Mergers and acquisitions

Does Nvidia’s Arm Deal Spell The End of Acquisitions?

After a long and drawn-out battle, Nvidia is on the verge of dropping its landmark, $40 billion acquisition of Arm — but at what cost?

Reports emerged last night that Nvidia, the world’s foremost graphics processing unit (GPU) producer, would be pulling out of its pursuit of Arm. 

The deal in question, worth $40 billion, has been dragged out by regulators for months now and could spell a mood shift for the realm of mergers and acquisitions (M&A). 

What does this mean for Nvidia?

No business ever went under for not buying an acquisition target, and Nvidia is no exception. With a market cap of almost $600 billion, should this Arm deal officially go under, Nvidia will simply continue to be amongst the largest companies on the planet. 

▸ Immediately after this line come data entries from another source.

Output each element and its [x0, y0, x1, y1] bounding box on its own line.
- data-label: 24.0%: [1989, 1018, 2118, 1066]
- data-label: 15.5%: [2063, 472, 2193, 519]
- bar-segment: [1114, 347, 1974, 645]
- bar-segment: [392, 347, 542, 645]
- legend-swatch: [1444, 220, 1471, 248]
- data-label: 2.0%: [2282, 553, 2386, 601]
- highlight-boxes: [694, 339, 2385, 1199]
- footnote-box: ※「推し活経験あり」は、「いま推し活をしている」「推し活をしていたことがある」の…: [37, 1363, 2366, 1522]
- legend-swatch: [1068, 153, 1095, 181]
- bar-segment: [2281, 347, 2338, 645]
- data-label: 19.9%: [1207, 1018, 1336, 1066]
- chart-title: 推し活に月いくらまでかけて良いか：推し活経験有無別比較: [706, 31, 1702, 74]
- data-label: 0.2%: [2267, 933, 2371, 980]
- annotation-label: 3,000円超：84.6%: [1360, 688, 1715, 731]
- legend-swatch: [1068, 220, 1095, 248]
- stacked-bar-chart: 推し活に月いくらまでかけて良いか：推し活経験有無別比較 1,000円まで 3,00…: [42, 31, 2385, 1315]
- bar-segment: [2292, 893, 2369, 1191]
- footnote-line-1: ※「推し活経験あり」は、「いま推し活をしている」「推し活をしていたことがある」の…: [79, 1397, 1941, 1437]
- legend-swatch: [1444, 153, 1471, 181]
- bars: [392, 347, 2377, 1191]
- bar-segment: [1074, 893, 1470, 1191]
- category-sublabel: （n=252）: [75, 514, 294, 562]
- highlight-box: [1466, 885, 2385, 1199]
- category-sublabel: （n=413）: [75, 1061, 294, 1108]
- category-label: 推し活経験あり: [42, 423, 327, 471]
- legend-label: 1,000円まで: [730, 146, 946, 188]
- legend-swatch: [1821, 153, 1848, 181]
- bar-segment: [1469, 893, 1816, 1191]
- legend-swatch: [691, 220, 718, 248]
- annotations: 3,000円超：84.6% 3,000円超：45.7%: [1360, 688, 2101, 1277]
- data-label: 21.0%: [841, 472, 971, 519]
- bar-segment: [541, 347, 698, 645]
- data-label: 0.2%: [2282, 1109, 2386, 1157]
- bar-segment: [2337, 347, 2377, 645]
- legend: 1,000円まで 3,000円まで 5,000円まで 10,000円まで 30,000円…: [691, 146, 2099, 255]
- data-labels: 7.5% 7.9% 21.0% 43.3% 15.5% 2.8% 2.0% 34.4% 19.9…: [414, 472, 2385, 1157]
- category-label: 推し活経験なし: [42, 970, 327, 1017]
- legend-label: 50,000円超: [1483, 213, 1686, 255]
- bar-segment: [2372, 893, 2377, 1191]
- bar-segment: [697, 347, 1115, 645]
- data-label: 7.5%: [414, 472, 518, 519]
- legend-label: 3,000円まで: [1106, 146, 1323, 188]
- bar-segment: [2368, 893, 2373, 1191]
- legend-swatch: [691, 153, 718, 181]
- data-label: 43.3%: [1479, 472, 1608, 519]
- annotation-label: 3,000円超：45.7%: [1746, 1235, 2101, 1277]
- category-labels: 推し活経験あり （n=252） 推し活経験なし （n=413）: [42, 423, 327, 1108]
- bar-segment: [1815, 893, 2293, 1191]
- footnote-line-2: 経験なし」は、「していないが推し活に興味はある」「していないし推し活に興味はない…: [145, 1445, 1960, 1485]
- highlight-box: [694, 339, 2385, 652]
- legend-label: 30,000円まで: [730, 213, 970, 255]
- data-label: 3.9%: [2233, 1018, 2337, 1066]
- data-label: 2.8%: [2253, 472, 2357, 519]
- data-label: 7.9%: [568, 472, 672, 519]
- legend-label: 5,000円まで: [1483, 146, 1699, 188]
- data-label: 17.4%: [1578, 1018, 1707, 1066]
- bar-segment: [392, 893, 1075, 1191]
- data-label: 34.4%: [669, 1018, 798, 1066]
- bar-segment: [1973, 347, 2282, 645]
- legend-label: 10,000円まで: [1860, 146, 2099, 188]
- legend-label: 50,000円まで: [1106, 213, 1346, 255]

But the time of big tech companies buying up who they want could swiftly come to an end, or at the very least, change forever. You may think that this is a tad dramatic, especially when you consider that Microsoft just acquired Activision Blizzard last week for $70 billion — important to note here is that this deal is still pending regulatory approval. 

Aside from that though, we’re seeing more and more scrutiny across the world of Big Tech acquisitions. Meta — formerly Facebook — is currently locked in a drawn-out battle with U.S. regulators who wish to see it broken up. Just last month, Microsoft’s proposed $20 billion acquisition of Nuance Communications was held up by British regulators after being signed off by the EU. Last year, Visa shut down a $5.3 billion deal to acquire Plaid after the U.S. Justice Department gave it a closer look than made the credit card giant comfortable. 

The list is endless and growing. While I’m not calling Nvidia-Arm a watershed moment in the way that M&A business is done, it should not be disregarded lightly, and there could be more pain to come.